I like getting lost.
Michael Ondaatje’s Coming Through Slaughter tells a story centered around the life of Buddy Bolden, the cornet player accredited with starting jazz. This dark and nebulous novel obscures what it makes clear. We become aware of the world of music to an artist whose every note seemed wrenched out of his soul.
Why is Buddy Bolden a great artist? No recordings exist of him. Rather it is the impetus behind his music, the way that he strove not for mimesis but for originality. The sweat-stained, dank, smelly world of New Orleans was his home. He did not question what he loved.
So what does this have to do with The Pines? This band originates from the endlessly flat Midwest, its stark cornfields and blue skies. The Midwest by many artists has been considered a place without identity. Poet Amy Clampitt wrote that it offered “no sense of inwardness.” And yet its bigness, its sense of possibility, has allowed for a sort of Midwestern Renaissance in recent years. The music ofThe Pines is no exception. They have developed their own sense of originality, rooted in their unquestioned need to love what they love.
Their music ties into something vast and ancient and haunting. One song references Orion aiming an arrow at “the heart of a scarecrow,” while another creates a sense of a mythical time blending with the contemporary with lines such as “Before I was born I could hear you calling my name.” “I buckle my shoes like a pilgrim,” sing frontmen Benson Ramsey and David Huckfelt, “and make my way to the highway.”
Clearly the stories of these songs are told in out-of-the-way places: people seem to fall in love in meadows as the great spirit rises over a cathedral, or in the silhouette of silos amidst wreathes of smoke.
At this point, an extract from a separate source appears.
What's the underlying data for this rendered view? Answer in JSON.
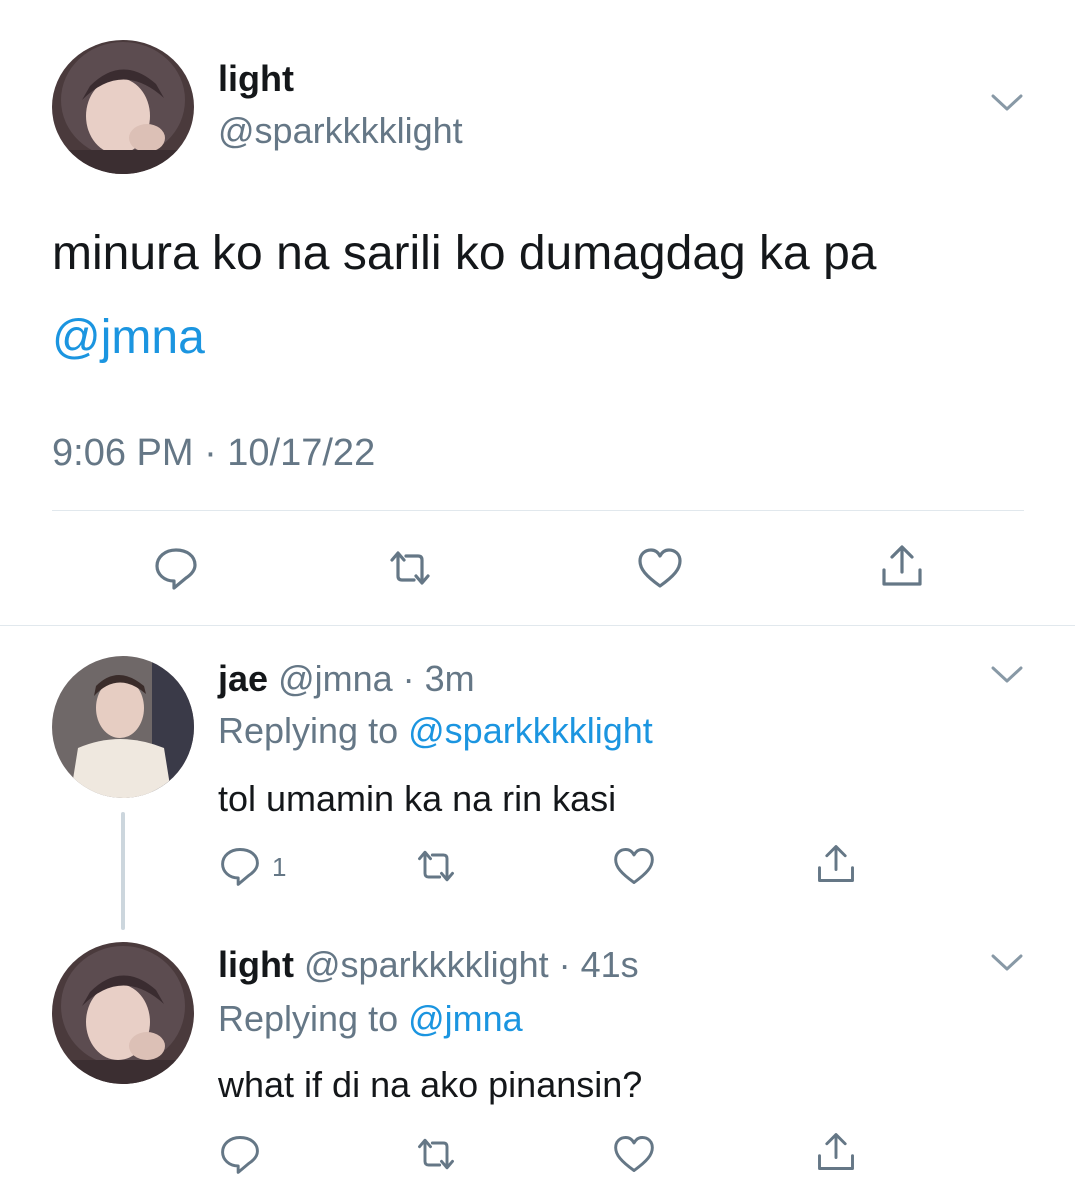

They might leave their lovers in the middle of night to pursue archetypes that could be considered Native American, such as the proverbial crow that encompasses the album’s first song.
This is an album you could fall asleep to as well as listen to during the most intense moments of your life. Its sense of quiet emergency encompasses both tender and violent melancholy. “I’m not asking for much, just your meadowsweet touch,” goes a song, and then, “My head’s in your branches, I’ve squandered my chances.”
This blend of indie, folk-rock, and Americana can excite a wide range of audiences. The rural backdrop of ghosts and slowly-disappearing farms creates a world where time doesn’t seem to exist, where we watch it slowly disappearing away from us like a vein. It creates a dream-like and yet authentic America, the America of Robert Frost’s poetry or of every other driver on the highway. You will listen to this music; you will fall in love.
For a while I thought that I had made them up in a dream. I first listened to “Cry, Cry, Crow” on an old dirt road in North Carolina driving sixty miles per hour. I hadn’t eaten in a while and I was so tired I was scared to blink for fear of driving off the road. Then the song ended and I was sure I had imagined it. It was that good.